I’m an immigrant, why do you hate me so much?
We need to have a proper conversation about immigration.
One of the most depressing things I’ve seen this election season is the pro-immigration poster campaign with a range of immigrants listing their achievements.
It was tragic to see people listing their skills and experiences as if they were mail-order brides waiting to be purchased by the highest bidder. Immigrants had been divided into two groups. The good ones, who can teach English and save lives – “don’t target us! #notallimmigrants.” And the ones who don’t make it onto the posters, who are the ones UKIP really hates.
Immigrants pay as much tax as anyone else, all the while receiving fewer benefits. They have to start life afresh with very little knowledge of their new environment, while leaving pretty much everyone they knew behind. If you think Cambridge is hard, imagine Cambridge with your family and friends thousands of miles away.
Immigrants don’t come here to suffer – they’re doing their best to make the most of the opportunities available. Immigrants overall positively benefit the economy; foreign students financially prop up every UK university, and huge employment vacuums in every sector are filled by those educated in foreign countries, because at some point the British government forgot to train enough nurses and scientists. And it’s often those who have to work the hardest that are being hit the hardest by ever stricter immigration rules. But non-naturalised immigrants don’t have the vote, putting them in the same category as children, prisoners and dead people, so why would anyone ever bother to make their lives easier?
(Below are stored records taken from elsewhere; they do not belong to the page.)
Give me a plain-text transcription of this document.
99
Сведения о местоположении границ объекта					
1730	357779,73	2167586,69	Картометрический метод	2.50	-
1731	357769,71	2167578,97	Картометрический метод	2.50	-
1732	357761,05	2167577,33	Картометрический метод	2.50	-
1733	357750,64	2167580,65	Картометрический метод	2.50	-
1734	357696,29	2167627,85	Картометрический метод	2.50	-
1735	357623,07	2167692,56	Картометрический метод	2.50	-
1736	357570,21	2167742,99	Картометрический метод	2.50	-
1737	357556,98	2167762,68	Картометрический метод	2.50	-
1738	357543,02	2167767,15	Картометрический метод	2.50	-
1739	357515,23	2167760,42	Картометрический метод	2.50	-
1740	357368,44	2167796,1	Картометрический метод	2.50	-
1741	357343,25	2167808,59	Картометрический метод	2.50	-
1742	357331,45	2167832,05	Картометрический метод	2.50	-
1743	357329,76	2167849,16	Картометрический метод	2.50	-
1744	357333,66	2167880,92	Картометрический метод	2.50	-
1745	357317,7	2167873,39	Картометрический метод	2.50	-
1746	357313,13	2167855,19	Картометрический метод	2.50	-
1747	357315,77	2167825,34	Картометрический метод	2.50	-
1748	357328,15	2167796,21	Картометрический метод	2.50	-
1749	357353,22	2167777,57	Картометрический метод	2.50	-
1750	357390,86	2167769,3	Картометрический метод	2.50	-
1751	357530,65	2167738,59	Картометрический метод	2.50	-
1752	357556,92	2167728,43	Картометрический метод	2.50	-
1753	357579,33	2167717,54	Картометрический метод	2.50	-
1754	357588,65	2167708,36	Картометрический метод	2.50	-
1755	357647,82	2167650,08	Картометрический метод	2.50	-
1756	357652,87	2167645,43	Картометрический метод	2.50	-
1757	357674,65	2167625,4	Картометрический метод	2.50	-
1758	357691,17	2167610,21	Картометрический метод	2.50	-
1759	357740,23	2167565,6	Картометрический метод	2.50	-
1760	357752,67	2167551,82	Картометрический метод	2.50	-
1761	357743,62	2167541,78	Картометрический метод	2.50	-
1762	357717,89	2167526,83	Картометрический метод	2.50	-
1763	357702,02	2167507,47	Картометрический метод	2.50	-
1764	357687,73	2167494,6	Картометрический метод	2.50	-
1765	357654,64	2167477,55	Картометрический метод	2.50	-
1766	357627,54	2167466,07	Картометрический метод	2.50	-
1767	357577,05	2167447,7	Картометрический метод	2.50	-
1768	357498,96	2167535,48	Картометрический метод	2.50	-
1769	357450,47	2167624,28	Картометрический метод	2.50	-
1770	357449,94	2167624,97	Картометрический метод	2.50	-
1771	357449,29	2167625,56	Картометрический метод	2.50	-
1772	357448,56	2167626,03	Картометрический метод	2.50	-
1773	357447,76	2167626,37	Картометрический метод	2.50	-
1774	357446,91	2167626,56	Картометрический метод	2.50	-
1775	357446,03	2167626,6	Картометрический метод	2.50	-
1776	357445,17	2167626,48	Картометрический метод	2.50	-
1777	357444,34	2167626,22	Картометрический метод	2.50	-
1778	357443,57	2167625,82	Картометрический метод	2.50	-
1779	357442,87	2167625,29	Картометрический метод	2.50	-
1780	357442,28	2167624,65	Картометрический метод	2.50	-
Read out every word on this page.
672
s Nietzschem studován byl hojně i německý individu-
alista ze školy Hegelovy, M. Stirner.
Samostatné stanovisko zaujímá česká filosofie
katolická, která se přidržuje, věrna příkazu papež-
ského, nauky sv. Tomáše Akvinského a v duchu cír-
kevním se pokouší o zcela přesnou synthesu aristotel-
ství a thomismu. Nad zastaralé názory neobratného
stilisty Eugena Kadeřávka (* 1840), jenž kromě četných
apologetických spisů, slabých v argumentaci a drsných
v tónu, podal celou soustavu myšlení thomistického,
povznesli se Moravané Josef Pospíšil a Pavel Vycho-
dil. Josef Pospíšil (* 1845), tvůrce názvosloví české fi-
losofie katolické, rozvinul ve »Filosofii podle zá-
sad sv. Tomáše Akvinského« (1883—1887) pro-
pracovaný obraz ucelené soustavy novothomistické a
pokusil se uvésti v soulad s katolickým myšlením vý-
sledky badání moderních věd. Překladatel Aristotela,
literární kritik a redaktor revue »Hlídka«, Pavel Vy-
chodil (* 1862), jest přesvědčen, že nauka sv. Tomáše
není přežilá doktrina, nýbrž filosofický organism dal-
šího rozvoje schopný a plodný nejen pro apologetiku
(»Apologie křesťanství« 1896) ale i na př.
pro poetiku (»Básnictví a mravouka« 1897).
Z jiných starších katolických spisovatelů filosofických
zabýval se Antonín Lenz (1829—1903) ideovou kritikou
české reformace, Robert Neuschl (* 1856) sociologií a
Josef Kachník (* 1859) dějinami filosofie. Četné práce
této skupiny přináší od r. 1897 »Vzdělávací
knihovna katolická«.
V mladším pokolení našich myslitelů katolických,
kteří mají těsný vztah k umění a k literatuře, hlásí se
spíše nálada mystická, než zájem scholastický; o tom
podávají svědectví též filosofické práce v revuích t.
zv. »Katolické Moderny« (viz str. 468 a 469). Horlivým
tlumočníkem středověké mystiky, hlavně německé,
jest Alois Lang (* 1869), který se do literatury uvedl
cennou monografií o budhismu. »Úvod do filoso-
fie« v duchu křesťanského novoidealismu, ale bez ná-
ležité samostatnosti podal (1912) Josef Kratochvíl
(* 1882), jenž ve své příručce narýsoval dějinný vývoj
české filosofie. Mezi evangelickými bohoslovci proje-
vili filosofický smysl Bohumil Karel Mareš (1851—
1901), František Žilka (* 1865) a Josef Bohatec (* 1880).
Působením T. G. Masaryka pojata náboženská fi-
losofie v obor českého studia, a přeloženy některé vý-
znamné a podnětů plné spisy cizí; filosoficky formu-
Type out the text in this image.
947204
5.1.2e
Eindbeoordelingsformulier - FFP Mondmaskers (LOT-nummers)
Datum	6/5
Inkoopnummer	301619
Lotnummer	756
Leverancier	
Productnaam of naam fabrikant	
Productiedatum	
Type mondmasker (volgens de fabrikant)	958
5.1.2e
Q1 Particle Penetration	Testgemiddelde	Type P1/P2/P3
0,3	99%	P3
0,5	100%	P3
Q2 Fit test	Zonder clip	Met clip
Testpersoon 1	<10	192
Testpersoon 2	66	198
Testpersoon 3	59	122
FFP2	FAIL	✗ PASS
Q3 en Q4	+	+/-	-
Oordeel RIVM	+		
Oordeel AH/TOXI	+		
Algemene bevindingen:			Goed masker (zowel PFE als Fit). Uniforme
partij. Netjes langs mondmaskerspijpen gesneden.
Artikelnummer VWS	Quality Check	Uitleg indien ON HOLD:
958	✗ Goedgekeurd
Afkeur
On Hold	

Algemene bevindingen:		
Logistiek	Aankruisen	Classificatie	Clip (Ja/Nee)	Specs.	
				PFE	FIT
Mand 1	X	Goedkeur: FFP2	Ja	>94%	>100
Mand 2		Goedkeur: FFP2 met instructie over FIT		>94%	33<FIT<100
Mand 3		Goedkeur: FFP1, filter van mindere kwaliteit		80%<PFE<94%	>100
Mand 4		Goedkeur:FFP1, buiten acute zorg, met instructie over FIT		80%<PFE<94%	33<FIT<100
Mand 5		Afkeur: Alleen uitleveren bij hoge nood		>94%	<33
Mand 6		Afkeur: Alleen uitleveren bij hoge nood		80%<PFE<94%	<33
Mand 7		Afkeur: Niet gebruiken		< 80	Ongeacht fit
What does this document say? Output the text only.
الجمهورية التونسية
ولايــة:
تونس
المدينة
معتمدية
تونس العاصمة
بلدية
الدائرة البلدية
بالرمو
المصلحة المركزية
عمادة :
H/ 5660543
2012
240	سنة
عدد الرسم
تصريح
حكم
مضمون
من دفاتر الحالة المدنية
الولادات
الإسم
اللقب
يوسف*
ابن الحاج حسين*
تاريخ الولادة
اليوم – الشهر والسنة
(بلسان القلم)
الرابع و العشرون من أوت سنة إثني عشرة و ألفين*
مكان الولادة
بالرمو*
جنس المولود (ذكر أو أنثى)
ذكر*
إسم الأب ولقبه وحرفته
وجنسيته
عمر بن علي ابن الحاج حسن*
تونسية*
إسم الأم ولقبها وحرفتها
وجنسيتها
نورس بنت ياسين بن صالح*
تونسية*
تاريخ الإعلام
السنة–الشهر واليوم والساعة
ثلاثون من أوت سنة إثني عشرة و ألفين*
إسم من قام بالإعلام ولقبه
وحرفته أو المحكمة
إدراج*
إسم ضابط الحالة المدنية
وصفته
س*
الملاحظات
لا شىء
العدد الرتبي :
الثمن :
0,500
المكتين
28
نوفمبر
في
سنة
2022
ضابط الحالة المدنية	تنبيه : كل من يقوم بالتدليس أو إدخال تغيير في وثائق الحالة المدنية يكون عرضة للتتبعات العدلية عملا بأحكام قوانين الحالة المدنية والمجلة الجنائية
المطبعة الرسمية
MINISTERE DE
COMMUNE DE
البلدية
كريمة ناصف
The silence of the left suggests they’re more interested in attacking the right at any given opportunity than actually fighting for some of the most powerless and hardworking people in our society. Why is it that every time immigration is brought up, the arguments so frequently boil down to simply “they’re stealing our jobs and taking our homes and benefits,” countered with “you’re just being racist”? I mean, they are. But surely there is something more to defending immigrants than simply accusing the right of racism? Or is there really nothing immigrants can bring to Britain, and should I go back to wherever I came from, feeling sorry for the person whose place at Cambridge I took?
Every poll shows Nigel Farage as a political force to be reckoned with, and 53% of the population would rate immigration as one of the top three issues facing the country. Meanwhile other parties skirt around the subject, occasionally letting out a “that was racist” whimper, though never leading the charge on the issue. Where are the campaigns fighting for the average immigrant? It’s as if Farage is the only person bothered to convince the country of something.
Please, for the love of God, talk about immigration. Do something beyond calling out the Right for the sake of political image. Lead the conversation and help make immigrants’ lives a little bit easier.